Onlar, aldıkları emirlerle hareket ederler.

Kahir ekseriyeti sıkıyönetim kanununun kapağını bile açmamıştır.

Teamül neyse, pusulaları odur.
Darbe davaları yoluyla bu ilişkiler siyasetin rövanş araçlarına dönüşünce, ilkin şaşaladılar ve korktular; yapılanların akla ziyan olduğunun ayırtına vararak yalan söylemeye başladılar.

Neyse ki geçen zaman zarfında, bir sürü savruluşlardan sonra, bu konuların içinden nasıl çıkılacağına formül arayan sonuncu mahkeme, nihayet çözümü buldu ve işlenen suçların meğerse suç olmadıkları gibi komik bir ahvali keşfetti.

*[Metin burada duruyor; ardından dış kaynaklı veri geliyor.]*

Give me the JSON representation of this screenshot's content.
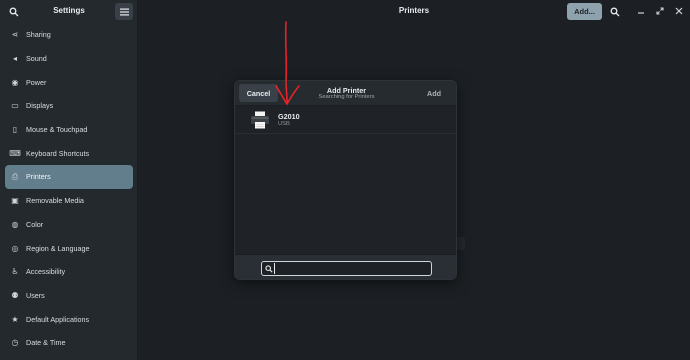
{
  "sidebar": {
    "title": "Settings",
    "search_icon": "search-icon",
    "menu_icon": "hamburger-menu-icon",
    "items": [
      {
        "label": "Sharing",
        "icon": "share-icon",
        "glyph": "⋖"
      },
      {
        "label": "Sound",
        "icon": "speaker-icon",
        "glyph": "◂"
      },
      {
        "label": "Power",
        "icon": "power-icon",
        "glyph": "◉"
      },
      {
        "label": "Displays",
        "icon": "display-icon",
        "glyph": "▭"
      },
      {
        "label": "Mouse & Touchpad",
        "icon": "mouse-icon",
        "glyph": "▯"
      },
      {
        "label": "Keyboard Shortcuts",
        "icon": "keyboard-icon",
        "glyph": "⌨"
      },
      {
        "label": "Printers",
        "icon": "printer-icon",
        "glyph": "⎙",
        "active": true
      },
      {
        "label": "Removable Media",
        "icon": "removable-media-icon",
        "glyph": "▣"
      },
      {
        "label": "Color",
        "icon": "color-icon",
        "glyph": "◍"
      },
      {
        "label": "Region & Language",
        "icon": "globe-icon",
        "glyph": "◎"
      },
      {
        "label": "Accessibility",
        "icon": "accessibility-icon",
        "glyph": "♿"
      },
      {
        "label": "Users",
        "icon": "users-icon",
        "glyph": "⚉"
      },
      {
        "label": "Default Applications",
        "icon": "star-icon",
        "glyph": "★"
      },
      {
        "label": "Date & Time",
        "icon": "clock-icon",
        "glyph": "◷"
      }
    ]
  },
  "header": {
    "title": "Printers",
    "add_label": "Add...",
    "search_icon": "search-icon",
    "minimize_icon": "minimize-icon",
    "maximize_icon": "maximize-icon",
    "close_icon": "close-icon"
  },
  "dialog": {
    "title": "Add Printer",
    "subtitle": "Searching for Printers",
    "cancel_label": "Cancel",
    "add_label": "Add",
    "printers": [
      {
        "name": "G2010",
        "connection": "USB"
      }
    ],
    "search": {
      "value": "",
      "placeholder": ""
    }
  },
  "colors": {
    "accent": "#627d8c",
    "annotation_arrow": "#e4232a"
  }
}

Gerçekten de, çağdaş bir toplumda suç olacak şeyler, burada normaldi.

Kanunlar, hemen her konuda demokrasiye aykırıydı.

Ve bütün mevzuat darbe süreçlerinde inşa edildiği için, bu ülkede yenen her türlü herzeden istisnasız tüm toplum sorumluydu.

On dört senedir iktidarda olan AKP, önce bağcıyı dövmeyi kafaya koymuşken, sonrasında işine öylesi geldiği için bundan da kıvırarak sıyrılmayı becerdi, kusurlarını hep yaptığı gibi başkalarının üzerine attı ve diğer her şeyi nasıl cılk yara yaptıysa, bu sorunu da katmerleştirdi.

Bugünlerde bakıyorum da, kurtuluşu halâ orduda gören bilinçsizler, saklandıkları çalılıklardan kafalarını tekrar çıkarmaya başlamış gözüküyorlar.

Eğer ülke, bugünlerini dahi arar bir noktaya gelirse, tabii ki çok üzüleceğim.

Ama uyarılarını yapmış yurtsever bir demokrat olarak, sorumlulardan olmayacağım.